Un itinerario alla scoperta storico-artistica della città attraverso alcuni dei suoi siti più interessanti e spesso meno conosciuti anche agli stessi napoletani, seguendo il filo rosso della musica da camera.
A disegnarlo, dal 21 al 24 settembre, è “Spinacorona”, passeggiate musicali napoletane. Una kermesse di 23 concerti, ciascuno di 40 minuti circa, offerti alla città da alcuni dei più prestigiosi musicisti della scena italiana e internazionale, convenuti a Napoli su invito dell’ideatore Michele Campanella, egli stesso protagonista di uno dei concerti in ognuno dei quattro giorni di rassegna.
Con lui Maurizio De Giovanni che leggerà un suo racconto scritto per l’occasione, Bruno Canino col Quartetto Mantegna, il duo pianistico Paratore, Silvia Chiesa e Maurizio Baglini, il “leggendario” primo clarinetto dei Berliner Karl Leister, David Romano, Raffaele Mallozzi, Diego Romano, Francesco Bossone, Paolo Pollastri e tanti altri musicisti di età e provenienze diverse, legati dall’eccellente livello qualitativo delle proposte musicali.
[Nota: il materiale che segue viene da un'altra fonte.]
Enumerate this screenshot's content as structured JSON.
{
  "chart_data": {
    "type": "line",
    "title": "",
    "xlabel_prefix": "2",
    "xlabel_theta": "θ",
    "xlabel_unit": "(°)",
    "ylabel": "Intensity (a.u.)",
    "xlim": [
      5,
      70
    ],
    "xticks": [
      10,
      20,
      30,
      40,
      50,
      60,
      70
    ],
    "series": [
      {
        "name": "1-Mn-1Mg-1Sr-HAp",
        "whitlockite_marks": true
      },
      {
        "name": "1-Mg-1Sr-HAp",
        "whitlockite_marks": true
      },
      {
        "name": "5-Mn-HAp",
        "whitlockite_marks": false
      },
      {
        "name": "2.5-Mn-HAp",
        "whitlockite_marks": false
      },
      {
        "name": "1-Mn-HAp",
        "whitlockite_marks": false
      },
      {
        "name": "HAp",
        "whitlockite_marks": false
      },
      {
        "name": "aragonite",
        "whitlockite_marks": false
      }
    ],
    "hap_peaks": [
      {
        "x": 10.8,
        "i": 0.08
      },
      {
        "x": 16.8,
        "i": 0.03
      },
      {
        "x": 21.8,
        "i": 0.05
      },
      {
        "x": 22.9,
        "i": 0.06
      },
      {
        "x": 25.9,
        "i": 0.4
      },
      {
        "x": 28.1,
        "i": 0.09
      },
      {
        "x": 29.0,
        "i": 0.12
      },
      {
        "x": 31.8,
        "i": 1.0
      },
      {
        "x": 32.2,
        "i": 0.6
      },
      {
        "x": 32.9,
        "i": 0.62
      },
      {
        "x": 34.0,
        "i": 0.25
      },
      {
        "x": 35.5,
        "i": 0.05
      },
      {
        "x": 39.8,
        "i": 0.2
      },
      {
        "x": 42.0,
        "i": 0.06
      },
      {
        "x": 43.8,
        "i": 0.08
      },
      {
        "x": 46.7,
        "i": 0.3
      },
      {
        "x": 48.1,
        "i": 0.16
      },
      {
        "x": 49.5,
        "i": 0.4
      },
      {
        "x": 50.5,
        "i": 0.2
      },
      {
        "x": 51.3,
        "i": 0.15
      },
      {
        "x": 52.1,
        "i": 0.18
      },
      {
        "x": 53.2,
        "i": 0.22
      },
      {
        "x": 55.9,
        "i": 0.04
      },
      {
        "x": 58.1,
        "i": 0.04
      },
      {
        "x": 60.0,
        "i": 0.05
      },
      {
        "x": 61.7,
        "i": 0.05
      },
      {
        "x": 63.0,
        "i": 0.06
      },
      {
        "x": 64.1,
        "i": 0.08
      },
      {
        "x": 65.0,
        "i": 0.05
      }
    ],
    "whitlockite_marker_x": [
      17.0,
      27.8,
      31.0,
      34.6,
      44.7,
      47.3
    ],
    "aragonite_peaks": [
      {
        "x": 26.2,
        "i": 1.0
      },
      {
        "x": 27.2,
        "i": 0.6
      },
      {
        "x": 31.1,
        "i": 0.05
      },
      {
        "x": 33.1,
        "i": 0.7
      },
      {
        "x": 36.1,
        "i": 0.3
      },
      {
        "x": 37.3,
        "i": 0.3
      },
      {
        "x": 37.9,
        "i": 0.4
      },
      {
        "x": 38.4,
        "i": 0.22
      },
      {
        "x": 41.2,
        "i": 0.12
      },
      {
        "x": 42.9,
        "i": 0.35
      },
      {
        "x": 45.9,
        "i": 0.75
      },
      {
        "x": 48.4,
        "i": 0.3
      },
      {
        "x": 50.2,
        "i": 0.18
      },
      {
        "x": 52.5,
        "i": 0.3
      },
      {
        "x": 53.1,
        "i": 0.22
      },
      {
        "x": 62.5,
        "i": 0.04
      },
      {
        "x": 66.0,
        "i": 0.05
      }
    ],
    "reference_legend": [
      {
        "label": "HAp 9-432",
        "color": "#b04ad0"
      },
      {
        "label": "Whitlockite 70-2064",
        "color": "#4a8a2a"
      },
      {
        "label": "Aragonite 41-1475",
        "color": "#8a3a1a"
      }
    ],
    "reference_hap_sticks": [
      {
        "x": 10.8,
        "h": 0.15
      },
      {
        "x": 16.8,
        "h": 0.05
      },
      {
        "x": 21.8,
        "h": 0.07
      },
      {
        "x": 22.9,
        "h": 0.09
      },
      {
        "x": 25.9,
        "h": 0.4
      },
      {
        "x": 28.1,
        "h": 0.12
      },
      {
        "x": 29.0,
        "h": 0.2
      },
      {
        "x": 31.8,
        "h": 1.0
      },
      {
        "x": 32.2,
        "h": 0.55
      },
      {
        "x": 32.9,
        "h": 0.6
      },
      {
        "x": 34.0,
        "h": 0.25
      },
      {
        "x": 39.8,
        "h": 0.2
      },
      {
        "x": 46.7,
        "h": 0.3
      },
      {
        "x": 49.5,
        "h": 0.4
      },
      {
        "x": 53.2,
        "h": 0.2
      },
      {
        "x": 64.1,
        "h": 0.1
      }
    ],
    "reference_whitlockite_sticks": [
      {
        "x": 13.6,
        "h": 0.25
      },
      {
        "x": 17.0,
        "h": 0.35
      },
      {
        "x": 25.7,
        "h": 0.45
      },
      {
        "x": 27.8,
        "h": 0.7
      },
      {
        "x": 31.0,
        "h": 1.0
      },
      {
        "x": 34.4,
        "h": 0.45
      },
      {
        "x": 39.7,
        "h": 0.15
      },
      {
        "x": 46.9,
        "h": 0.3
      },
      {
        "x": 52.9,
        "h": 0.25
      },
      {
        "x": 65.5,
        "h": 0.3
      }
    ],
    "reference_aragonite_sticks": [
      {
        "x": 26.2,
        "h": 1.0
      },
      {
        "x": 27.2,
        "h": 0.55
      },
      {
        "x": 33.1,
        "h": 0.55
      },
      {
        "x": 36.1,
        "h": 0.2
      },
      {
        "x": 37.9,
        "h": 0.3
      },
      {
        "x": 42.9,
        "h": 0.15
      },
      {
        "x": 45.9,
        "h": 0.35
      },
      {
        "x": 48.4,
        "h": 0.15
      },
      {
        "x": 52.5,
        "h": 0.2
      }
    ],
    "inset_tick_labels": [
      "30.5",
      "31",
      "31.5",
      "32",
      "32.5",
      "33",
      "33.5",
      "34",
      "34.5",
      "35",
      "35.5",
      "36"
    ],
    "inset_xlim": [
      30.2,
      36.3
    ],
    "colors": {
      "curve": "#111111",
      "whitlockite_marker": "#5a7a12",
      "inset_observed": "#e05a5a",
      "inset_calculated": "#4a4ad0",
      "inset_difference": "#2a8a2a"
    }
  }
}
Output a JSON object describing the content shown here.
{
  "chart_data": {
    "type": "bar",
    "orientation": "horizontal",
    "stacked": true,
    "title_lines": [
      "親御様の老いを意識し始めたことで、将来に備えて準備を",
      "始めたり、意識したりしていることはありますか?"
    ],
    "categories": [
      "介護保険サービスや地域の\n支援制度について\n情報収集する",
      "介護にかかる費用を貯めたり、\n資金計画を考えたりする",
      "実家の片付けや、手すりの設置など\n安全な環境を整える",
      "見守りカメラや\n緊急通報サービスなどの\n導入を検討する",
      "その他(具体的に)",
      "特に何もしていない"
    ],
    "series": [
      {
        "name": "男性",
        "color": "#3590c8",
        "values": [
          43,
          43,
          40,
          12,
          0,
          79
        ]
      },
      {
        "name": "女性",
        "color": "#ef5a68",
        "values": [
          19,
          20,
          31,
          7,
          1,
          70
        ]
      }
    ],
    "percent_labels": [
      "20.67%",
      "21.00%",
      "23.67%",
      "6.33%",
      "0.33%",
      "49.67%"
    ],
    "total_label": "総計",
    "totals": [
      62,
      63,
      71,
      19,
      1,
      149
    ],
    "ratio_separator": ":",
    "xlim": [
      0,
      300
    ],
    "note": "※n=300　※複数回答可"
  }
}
Campanella sarà protagonista del melologo Enoch Arden di Richard Strauss con le voci di Anna Bonaiuto e Andrea Renzi, dei Liebesliederwalzer di Brahms eseguiti con Monica Leone al pianoforte e con l’Ensemble Vocale di Napoli sotto la guida di Antonio Spagnolo e a conclusione della rassegna, domenica 24 settembre, il Quintetto della Trota di Schubert assieme a Francesco Manara, Simonide Braconi, Massimo Polidori e Francesco Siragusa, prestigiose prime parti dell’Orchestra della Scala.
Moltissimi i motivi di interesse del festival, che toccherà luoghi significativi della città e il cui spirito si evidenzia a partire dalla scelta del nome, Spinacorona, la statua che orna l’omonima fontana posta davanti alla chiesa di Santa Caterina della Spina Corona, nel centro antico di Napoli, con la lapide che recita Dum Vesevi Syrena Incendia Mulcet alludendo alla Sirena (Napoli) che con la sua bellezza ammansisce la potenza devastatrice del vulcano.
Di questa bellezza saranno evocatori luoghi come il Museo Diocesano di Donnaregina, il Succorpo Vanvitelliano dell’Annunziata, la chiesa di San Giovanni a Carbonara, la Sacrestia della Chiesa di San Severo al Pendino, la chiesa di San Giovanni a Mare, la Chiesa del Pio Monte della Misericordia, quella della Santissima Trinità dei Pellegrini e altri suggestivi luoghi del centro storico, scelti e disposti come tappe di una luminosa passeggiata musicale settembrina.